PFAS through drinking water. In the 1950s, consumption of food contaminated with mercury in Minamata, Japan was shown to cause severe neurological disease (Sakamoto et al., 2010). Hence, synthetic chemicals may cause adverse human and environmental health effects.

12.1.1 Implications of Chirality on Risk Assessment

More than 50% and 30% of pharmaceuticals and agrochemicals are chiral compounds that exist as two or more enantiomers (Sanganyado et al., 2020). A chiral compound is a compound that can exist as two nonsuperimposable mirror-images (enantiomers) since it possesses an asymmetric center (Sanganyado et al., 2017). The asymmetric center can be a chiral center or axis. For example, pharmaceuticals such as fluoxetine, atenolol, venlafaxine, and chloroquine contain one or more chiral centers which are carbon atoms (Kasprzyk-Hordern, 2010; Ribeiro et al., 2013; Zhang et al., 2018a).
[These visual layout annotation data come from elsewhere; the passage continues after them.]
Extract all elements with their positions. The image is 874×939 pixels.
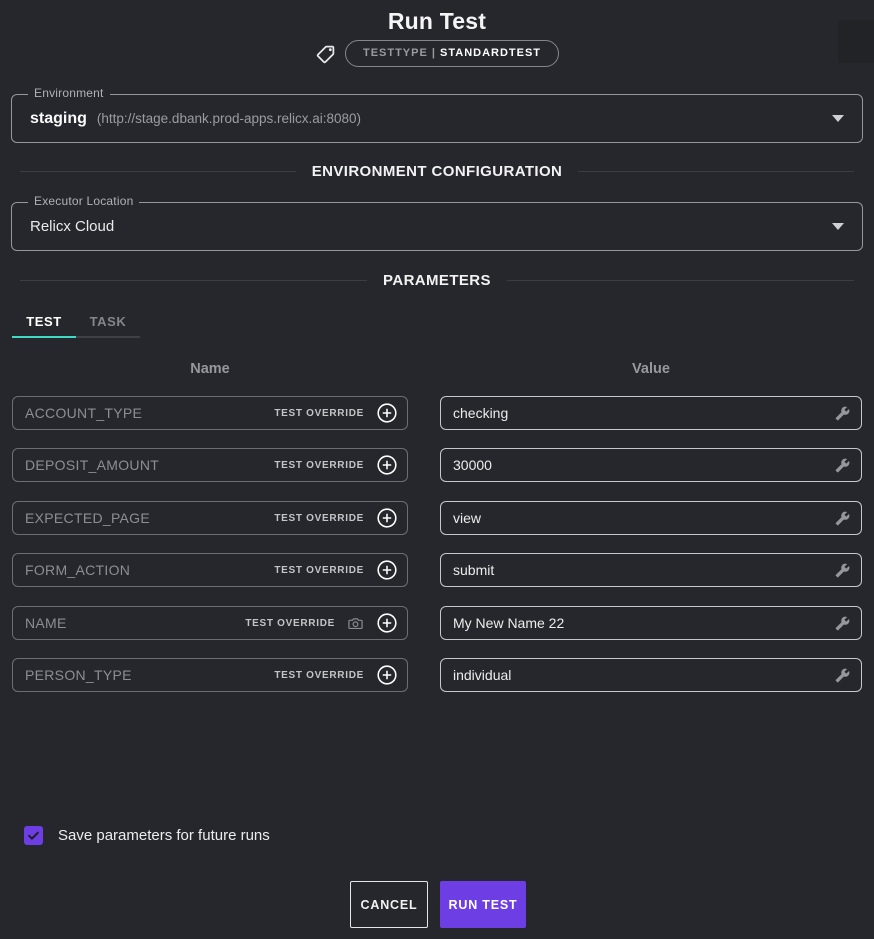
run-test-dialog: Run Test TESTTYPE | STANDARDTEST Environ… [0, 0, 874, 939]
param-value-row[interactable]: individual [440, 658, 862, 692]
test-type-pill: TESTTYPE | STANDARDTEST [345, 40, 559, 67]
page-title: Run Test [0, 8, 874, 35]
param-name: DEPOSIT_AMOUNT [25, 457, 274, 473]
tab-task[interactable]: TASK [76, 310, 140, 338]
test-override-badge: TEST OVERRIDE [274, 565, 364, 576]
add-override-icon[interactable] [376, 402, 398, 424]
environment-select[interactable]: Environment staging (http://stage.dbank.… [11, 94, 863, 143]
save-parameters-checkbox[interactable] [24, 826, 43, 845]
test-override-badge: TEST OVERRIDE [245, 618, 335, 629]
test-override-badge: TEST OVERRIDE [274, 513, 364, 524]
param-value-row[interactable]: submit [440, 553, 862, 587]
param-value-row[interactable]: My New Name 22 [440, 606, 862, 640]
environment-endpoint: (http://stage.dbank.prod-apps.relicx.ai:… [97, 111, 361, 126]
tab-test[interactable]: TEST [12, 310, 76, 338]
add-override-icon[interactable] [376, 664, 398, 686]
executor-select-inner: Relicx Cloud [12, 203, 862, 250]
param-value-row[interactable]: 30000 [440, 448, 862, 482]
param-value-row[interactable]: checking [440, 396, 862, 430]
param-name-row: DEPOSIT_AMOUNT TEST OVERRIDE [12, 448, 408, 482]
wrench-icon[interactable] [835, 458, 850, 473]
param-name-row: ACCOUNT_TYPE TEST OVERRIDE [12, 396, 408, 430]
save-parameters-label: Save parameters for future runs [58, 827, 270, 844]
parameters-divider: PARAMETERS [20, 272, 854, 289]
parameter-tabs: TEST TASK [12, 310, 140, 338]
param-name: PERSON_TYPE [25, 667, 274, 683]
pill-separator: | [432, 47, 436, 59]
param-value[interactable]: My New Name 22 [453, 615, 835, 631]
wrench-icon[interactable] [835, 616, 850, 631]
test-override-badge: TEST OVERRIDE [274, 408, 364, 419]
environment-value: staging [30, 110, 87, 128]
run-test-button[interactable]: RUN TEST [440, 881, 526, 928]
chevron-down-icon[interactable] [832, 115, 844, 122]
param-value[interactable]: submit [453, 562, 835, 578]
environment-configuration-heading: ENVIRONMENT CONFIGURATION [312, 163, 563, 180]
environment-configuration-divider: ENVIRONMENT CONFIGURATION [20, 163, 854, 180]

Flame retardants such as polychlorinated biphenyls and polybrominated biphenyls, on the other hand, contain a biphenyl bond that acts as an axis of chirality (Ruan et al., 2019, 2018; von der Recke et al., 2005). Interestingly, molecules with helical structures such as deoxyribonucleic acid and some metal complexes (e.g., cobalt(III) metallocryptand) are inherently chiral even though they do not contain a chiral center (Rickhaus et al., 2016). However, planar and helical chirality are not common in chemical technology. Enantiomers of a chiral compound often have different properties in biological systems (Connors et al., 2013; Gonqalves et al., 2002; Khan et al., 2014; Sanganyado, 2019). For example, enantiomers of a chiral pharmaceutical often have different therapeutic and toxicological characteristics (Brocks, 2006; Shen et al., 2013; Smith, 2009). Several studies have shown that enantiomers of chiral pesticides also have different efficacies and toxicities to non-target organisms (Gamiz et al., 2018; Mueller and Buser, 1995; Zhang et al., 2018b). As a result, the risk posed by chiral contaminants to human and environmental health may be enantiomer specific.

12.1.2 Scope of Chapter

Research interest on the implications of chirality on the efficacy, toxicity, distribution, and fate of chiral chemicals grew significantly in the past three decades. This is probably because several studies showed that enantiomers of chiral compounds have different properties in biological systems. However, enantiomer-specific differences in the occurrence, transport, fate, and toxicity of chiral contaminants in food and the environment are generally overlooked by regulatory agencies across the globe. Unfortunately, current approaches on assessing risk ignore the implications of chirality on the biological effects of chemical contaminants, and this undermines the accuracy of the risk assessments (Figure 12.2). This chapter provides general backgrounds on chemical regulation and risk assessment. Current regulations, and the lack thereof, on chiral contaminants in food and the environment are also discussed.